Think you need thousands to invest? Think again! Learn how to start investing in stocks with just $100 and grow your money over time.
A lot of people think you need a ton of money to even think about getting into the stock market. But, honestly, you totally don’t! You can get started with just $100. Sounds wild, right? But I’m serious! In this video, I’m going to show you exactly how to begin investing, even if you’ve got a pretty small amount of money to work with. No crazy, huge investments required. Let’s dive in!
1. What Are Stocks Anyway? Let’s Break It Down
Alright, before we jump into the “how,” let’s first talk about what stocks actually are. When you buy a stock, you’re basically buying a tiny part of a company. Like, you’re a super small owner. So, if that company does well, your stock could go up in value. Sometimes, they even give you a little extra cash called dividends just for owning their stock.
But here’s the thing: investing is not about luck. It’s not like you’re trying to win the lottery. It’s more about being smart and patient. The market’s gonna go up and down, that’s just how it works. But if you stick with good companies, your stock tends to grow over time.
2. Where Do You Actually Buy Stocks? It’s Not a Mystery
So now you know what stocks are, but where do you actually buy them? You need something called a brokerage account. Think of it like your pass to the stock market. Now, since you’re starting with just $100, you want to make sure you pick a good platform.
Here’s what you should look for:
- No minimum deposit: You want to start with whatever you’ve got, not have to save up a ton of money to even begin.
- Low or no fees: You don’t want to lose a bunch of money just from paying fees. That would be frustrating.
- Fractional shares: This is a big deal. It means you can buy small pieces of expensive stocks like Amazon or Apple instead of needing hundreds or thousands of dollars to get one share.
Some beginner-friendly options? Try platforms like Robinhood, Fidelity, or Charles Schwab. They make it super easy to get started, even if you’re just dipping your toes in.
3. Fractional Shares and ETFs: Your New Best Friends
So, now you’ve set up your brokerage account, but what do you actually buy with your $100?
Well, fractional shares are your friend here. What’s that? It means you can buy just a small piece of an expensive stock instead of needing to pay for an entire share. So instead of dropping $500 on one full share of Amazon, you can buy a piece of it for just $50 or even less. How cool is that?
Another great option is ETFs—that stands for Exchange-Traded Funds. Think of these like baskets of stocks. So instead of picking one stock, you’re buying a little piece of a bunch of them.
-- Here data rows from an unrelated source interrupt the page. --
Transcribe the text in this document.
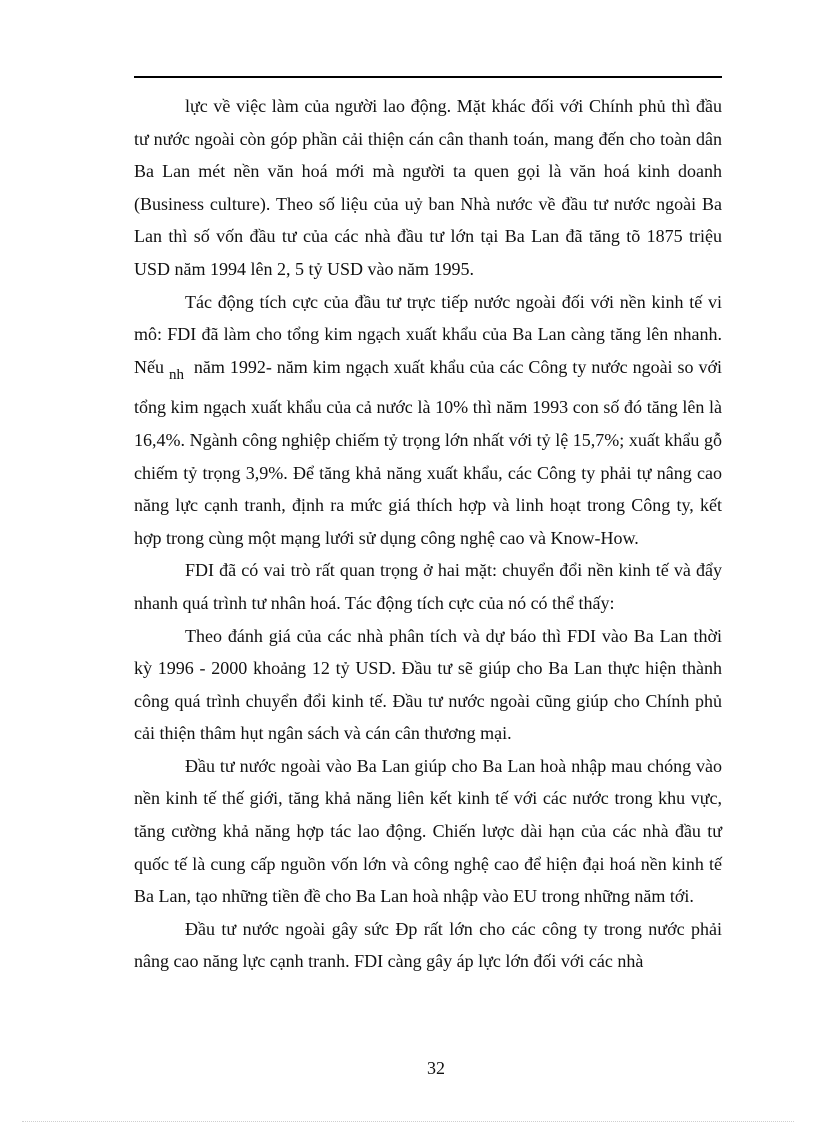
lực về việc làm của người lao động. Mặt khác đối với Chính phủ thì đầu tư nước ngoài còn góp phần cải thiện cán cân thanh toán, mang đến cho toàn dân Ba Lan mét nền văn hoá mới mà người ta quen gọi là văn hoá kinh doanh (Business culture). Theo số liệu của uỷ ban Nhà nước về đầu tư nước ngoài Ba Lan thì số vốn đầu tư của các nhà đầu tư lớn tại Ba Lan đã tăng tõ 1875 triệu USD năm 1994 lên 2, 5 tỷ USD vào năm 1995.

Tác động tích cực của đầu tư trực tiếp nước ngoài đối với nền kinh tế vi mô: FDI đã làm cho tổng kim ngạch xuất khẩu của Ba Lan càng tăng lên nhanh. Nếu $_{nh}$ năm 1992- năm kim ngạch xuất khẩu của các Công ty nước ngoài so với tổng kim ngạch xuất khẩu của cả nước là 10% thì năm 1993 con số đó tăng lên là 16,4%. Ngành công nghiệp chiếm tỷ trọng lớn nhất với tỷ lệ 15,7%; xuất khẩu gỗ chiếm tỷ trọng 3,9%. Để tăng khả năng xuất khẩu, các Công ty phải tự nâng cao năng lực cạnh tranh, định ra mức giá thích hợp và linh hoạt trong Công ty, kết hợp trong cùng một mạng lưới sử dụng công nghệ cao và Know-How.

FDI đã có vai trò rất quan trọng ở hai mặt: chuyển đổi nền kinh tế và đẩy nhanh quá trình tư nhân hoá. Tác động tích cực của nó có thể thấy:

Theo đánh giá của các nhà phân tích và dự báo thì FDI vào Ba Lan thời kỳ 1996 - 2000 khoảng 12 tỷ USD. Đầu tư sẽ giúp cho Ba Lan thực hiện thành công quá trình chuyển đổi kinh tế. Đầu tư nước ngoài cũng giúp cho Chính phủ cải thiện thâm hụt ngân sách và cán cân thương mại.

Đầu tư nước ngoài vào Ba Lan giúp cho Ba Lan hoà nhập mau chóng vào nền kinh tế thế giới, tăng khả năng liên kết kinh tế với các nước trong khu vực, tăng cường khả năng hợp tác lao động. Chiến lược dài hạn của các nhà đầu tư quốc tế là cung cấp nguồn vốn lớn và công nghệ cao để hiện đại hoá nền kinh tế Ba Lan, tạo những tiền đề cho Ba Lan hoà nhập vào EU trong những năm tới.

Đầu tư nước ngoài gây sức Ðp rất lớn cho các công ty trong nước phải nâng cao năng lực cạnh tranh. FDI càng gây áp lực lớn đối với các nhà

32
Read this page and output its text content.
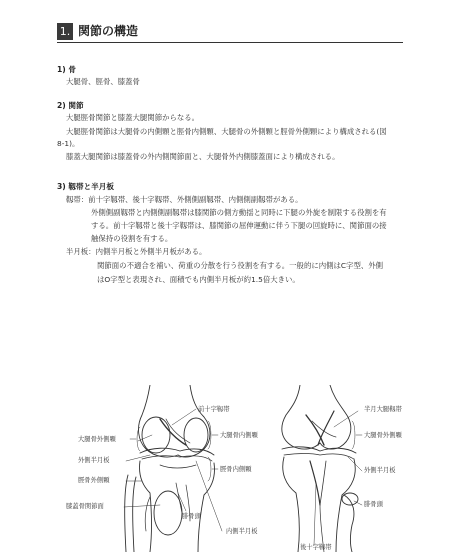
1. 関節の構造
1) 骨
大腿骨、脛骨、膝蓋骨
2) 関節
大腿脛骨関節と膝蓋大腿関節からなる。
大腿脛骨関節は大腿骨の内側顆と脛骨内側顆、大腿骨の外側顆と脛骨外側顆により構成される(図
8-1)。
膝蓋大腿関節は膝蓋骨の外内側関節面と、大腿骨外内側膝蓋面により構成される。
3) 靱帯と半月板
靱帯：前十字靱帯、後十字靱帯、外側側副靱帯、内側側副靱帯がある。
外側側副靱帯と内側側副靱帯は膝関節の側方動揺と同時に下腿の外旋を制限する役割を有
する。前十字靱帯と後十字靱帯は、膝関節の屈伸運動に伴う下腿の回旋時に、関節面の接
触保持の役割を有する。
半月板：内側半月板と外側半月板がある。
関節面の不適合を補い、荷重の分散を行う役割を有する。一般的に内側はC字型、外側
はO字型と表現され、面積でも内側半月板が約1.5倍大きい。
前十字靱帯
大腿骨外側顆
外側半月板
脛骨外側顆
膝蓋骨関節面
大腿骨内側顆
脛骨内側顆
腓骨頭
内側半月板
半月大腿靱帯
大腿骨外側顆
外側半月板
腓骨頭
後十字靱帯
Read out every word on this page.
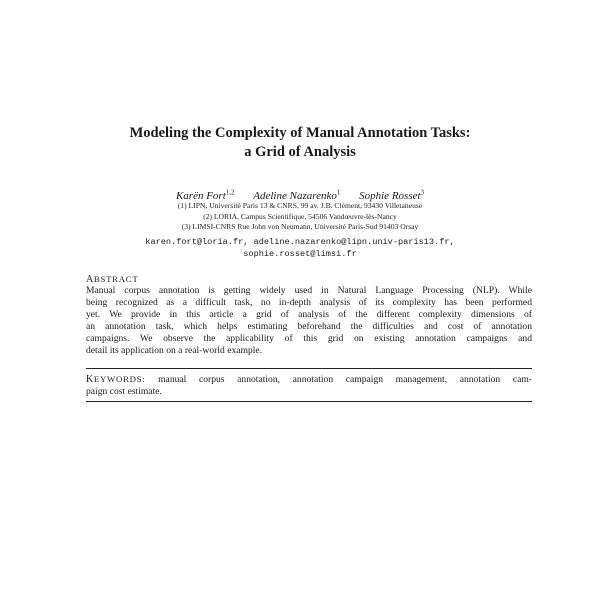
Modeling the Complexity of Manual Annotation Tasks:
a Grid of Analysis
Karën Fort$^{1,2}$ Adeline Nazarenko$^1$ Sophie Rosset$^3$
(1) LIPN, Université Paris 13 & CNRS, 99 av. J.B. Clément, 93430 Villetaneuse
(2) LORIA, Campus Scientifique, 54506 Vandœuvre-lès-Nancy
(3) LIMSI-CNRS Rue John von Neumann, Université Paris-Sud 91403 Orsay
karen.fort@loria.fr, adeline.nazarenko@lipn.univ-paris13.fr,
sophie.rosset@limsi.fr
ABSTRACT
Manual corpus annotation is getting widely used in Natural Language Processing (NLP). While
being recognized as a difficult task, no in-depth analysis of its complexity has been performed
yet. We provide in this article a grid of analysis of the different complexity dimensions of
an annotation task, which helps estimating beforehand the difficulties and cost of annotation
campaigns. We observe the applicability of this grid on existing annotation campaigns and
detail its application on a real-world example.
KEYWORDS: manual corpus annotation, annotation campaign management, annotation cam-
paign cost estimate.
For example, an S&P 500 ETF lets you own a piece of the 500 biggest companies in the U.S., all in one go.
4. Don’t Put All Your Money in One Stock – Diversify, People!
Okay, here’s a golden rule: don’t put all your money into just one stock. Even if you’ve only got $100, you can still spread it around.
For example, maybe put $50 into a tech stock, $25 into something in healthcare, and the last $25 into an ETF. That way, if one stock drops, the others could help balance things out.
5. Be Patient and Keep Going: It’s a Marathon, Not a Sprint
Investing isn’t about getting rich overnight. Sure, some stocks might go up quickly, but that’s not how most of investing works. The real magic happens when you’re patient and stick with it for the long haul.
Here’s a tip: don’t just invest once and forget about it. Even if it’s just $10 or $20 a month, adding a little bit regularly can make a huge difference. Over time, your money starts to work for you, thanks to compound growth.
6. Let Compound Growth Do Its Magic: It’s Pretty Cool
Now, let’s talk about compound growth. Sounds fancy, but it’s just the idea that your money can grow on itself.
Here’s an example: let’s say you start with $100 today and add $50 every month. If your investments grow at about 8% a year, over a few decades, that $100 could turn into thousands of dollars. The earlier you start, the more time your money has to grow. Compound growth is like building your own snowball of money—it just gets bigger the longer it rolls.
7. Keep Learning and Stay Up-to-Date: Knowledge Is Power
The stock market is always changing, and the best investors are always learning. So read up on different strategies, stay updated with the news, and just keep being curious about how the market works.
Some great resources to start with? Bloomberg, Yahoo Finance, and Investopedia are solid places to go. And hey, when the market dips, don’t panic! That’s when you can actually pick up good stocks at a cheaper price. Patience, remember?
CONCLUSION: You Can Do This!
So, can you really start investing with just $100? Yes, you can! Choose the right platform, spread your money around, be patient, and let your money grow over time.